Quand Xavier Niel est devenu l’actionnaire de référence du groupe le Monde, en 2010, beaucoup espéraient qu’il consacrerait une partie de son temps et de son énergie à aider la quotidien à développer dans le numérique une marque prestigieuse et reconnue hors de France.
Le patron de Free aurait pu s’inspirer d’un modèle aux Etats Unis. Quand Jeff Bezos, le propriétaire d’Amazon a racheté le Washington Post, ce quotidien souffrait des mêmes maux que le Monde. Son audience était en chute libre, sa rédaction démotivée et son site Internet était peu attractif.
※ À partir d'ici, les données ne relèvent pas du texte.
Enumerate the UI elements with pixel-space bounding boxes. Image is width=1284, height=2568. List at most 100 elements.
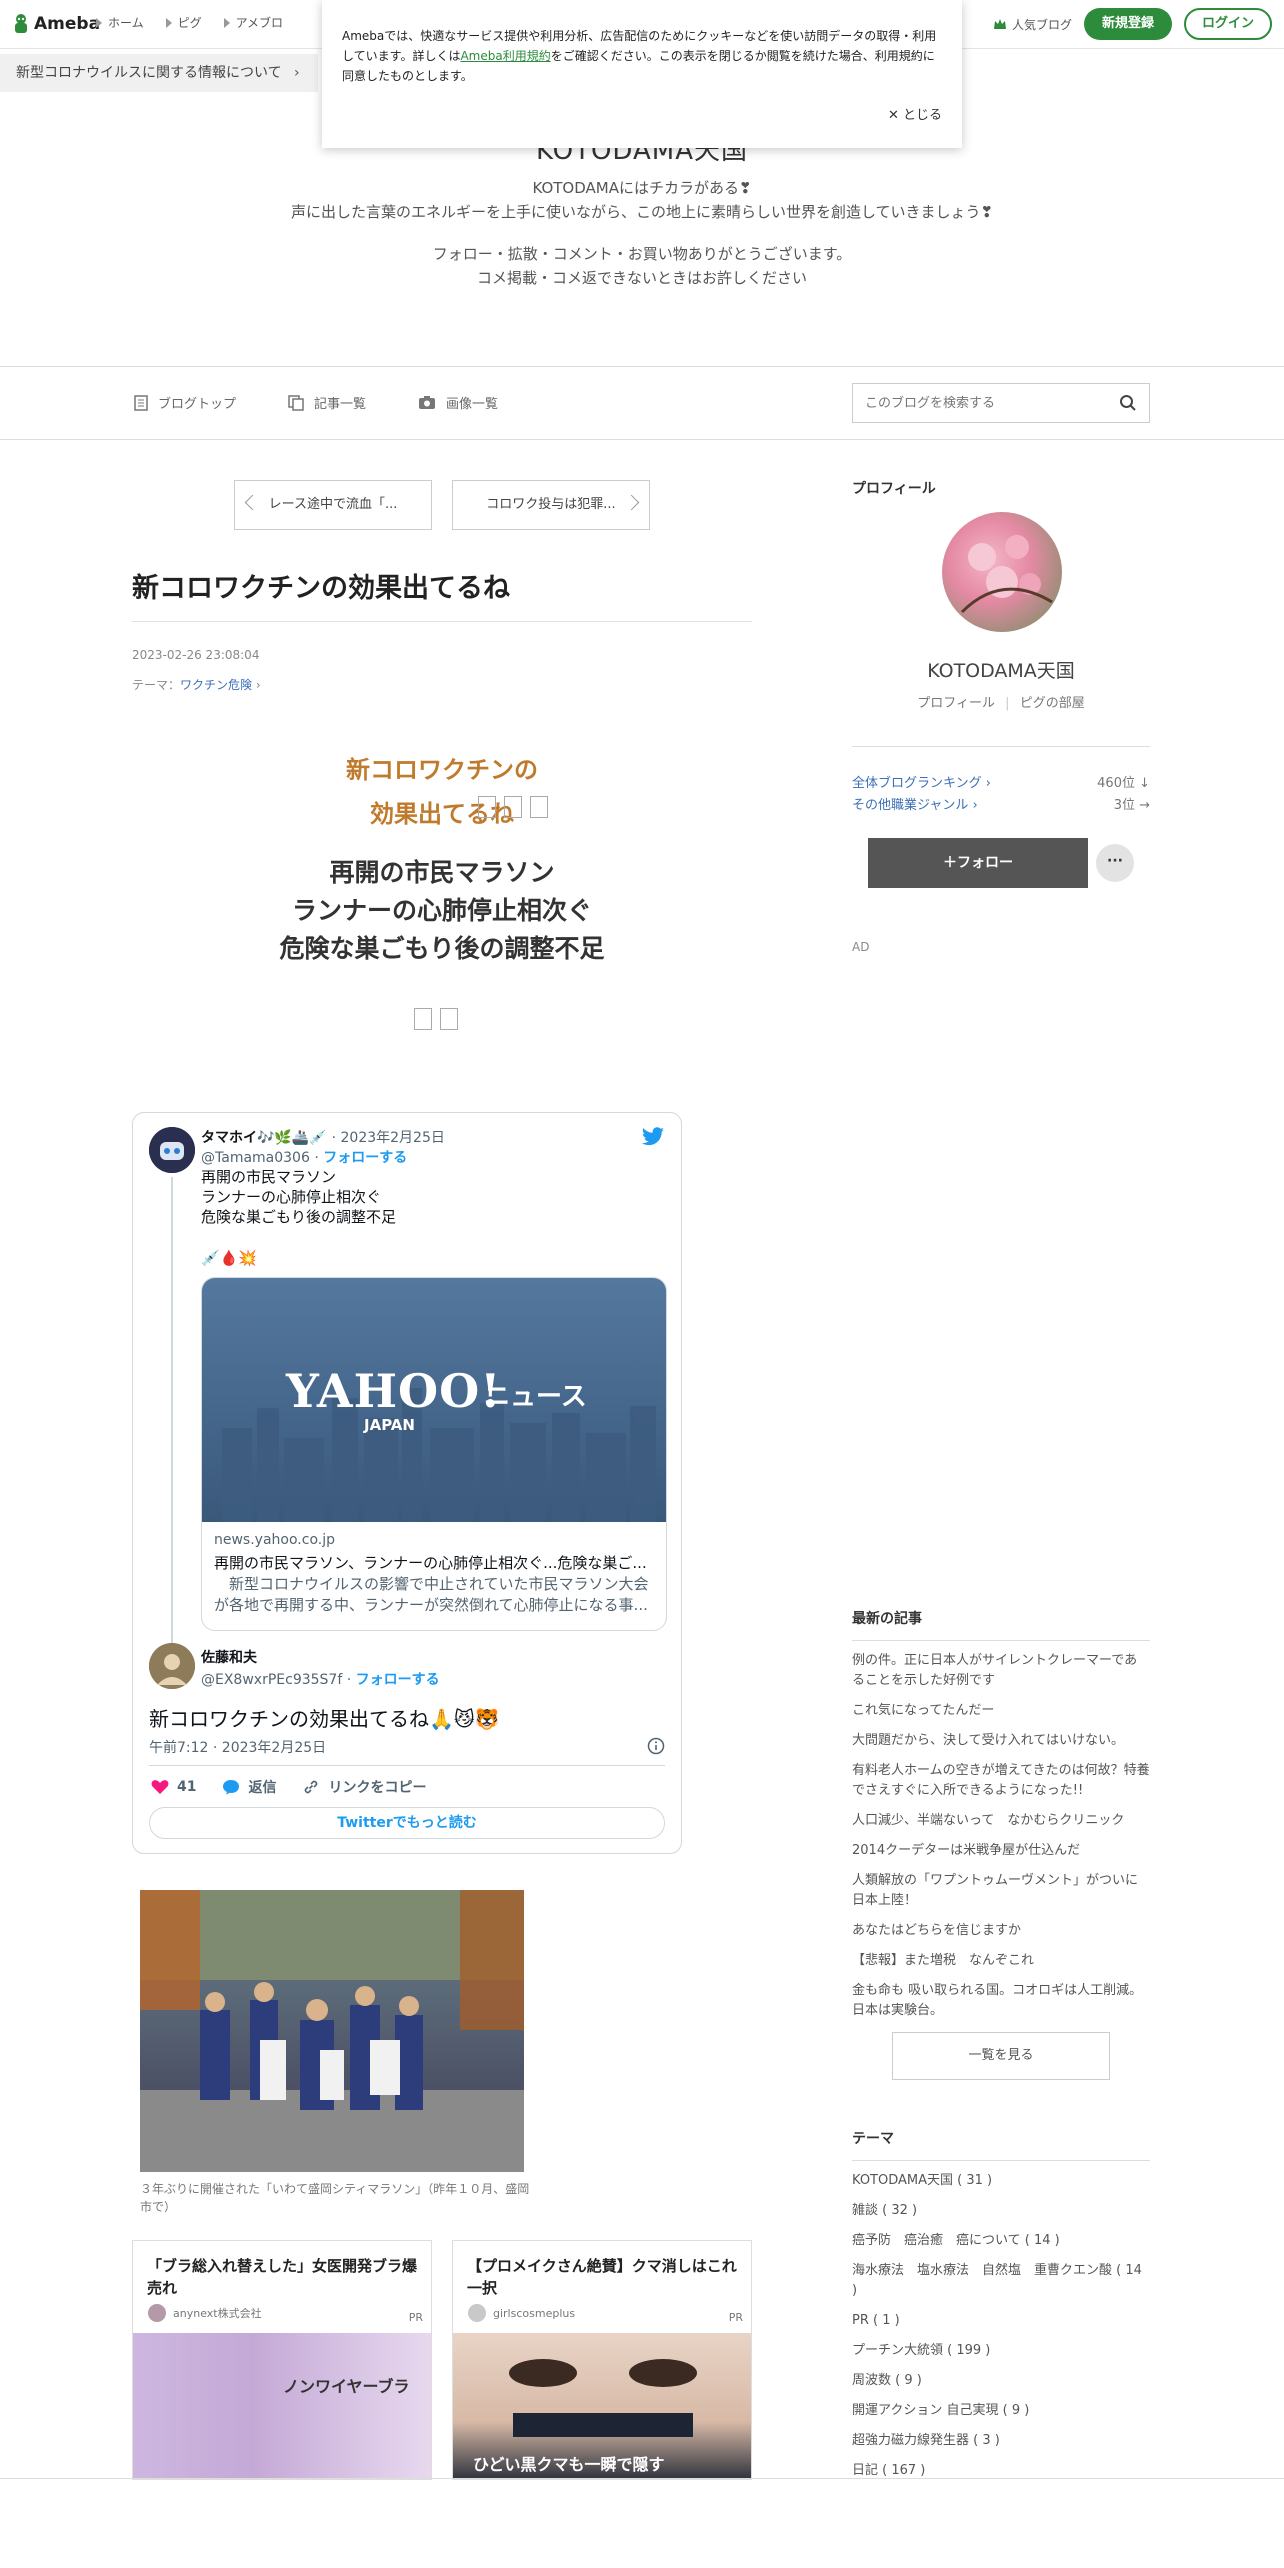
tweet-author-name: タマホイ🎶🌿🚢💉	[201, 1130, 327, 1146]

En quelques années, Bezos a su stopper l’hémorragie de la rédaction et redéfinir complétement la stratégie internet du journal en recrutant une importante équipe d’informaticiens de haut niveau. Le résultat a été spectaculaire. En octobre 2015, le Post a annoncé que pour la première fois, l’audience de son site dépassait celle du New York Times qui, depuis dix ans, a pourtant énormément investi dans sa politique numérique. On peut dire, sans exagérer, que Bezos a sauvé le Washington Post d’un déclin qui semblait inéluctable et qui risquait de conduire à sa disparition.
Niel n’a pas suivi cette voie. En refusant, comme ses associés Pierre Bergé et Mathieu Pigasse, de réinvestir dans le journal, il a contraint celui-ci à retarder de manière excessive les règlements de ses fournisseurs et à restreindre son effort dans le numérique. Avec moins de 100 000 abonnés à sa version numérique, le Monde n’a pas l’audience internationale, notamment dans les pays francophones, que son influence justifierait.
D’ailleurs, la décision de Niel et de Pigasse de créer un fonds d’investissement dans l’audiovisuel qui récolterait plusieurs centaines de millions d’euros, montre que le groupe le Monde, qui édite aussi Télérama et Courrier International et est associé à L’Obs, n’est plus une priorité stratégique pour ses actionnaires.
Ainsi, Bolloré, Drahi et Niel qui sont arrivés récemment, avec d’importants atouts financiers, dans le monde des médias n’ont pas manifesté de véritable intérêt pour ces entreprises. Celles-ci sont surtout apparues comme des instruments d’influence et comme le moyen de réaliser de fructueuses opérations financières. Pendant ce temps, des groupes de communication étrangers faisaient leur marché en France. Schibsted a racheté 50% du Bon Coin au groupe Sipa-Ouest-France et Springer a acquis successivement Seloger, Auféminin et la Centrale, ce qui conforte sa position de géant du numérique européen.
Il est tard mais sans doute pas trop tard pour constituer un groupe de communication français de taille européenne. Il faut espérer que la nouvelle génération de startups permettra l’arrivée de nouveaux acteurs qui réaliseront ce grand dessein.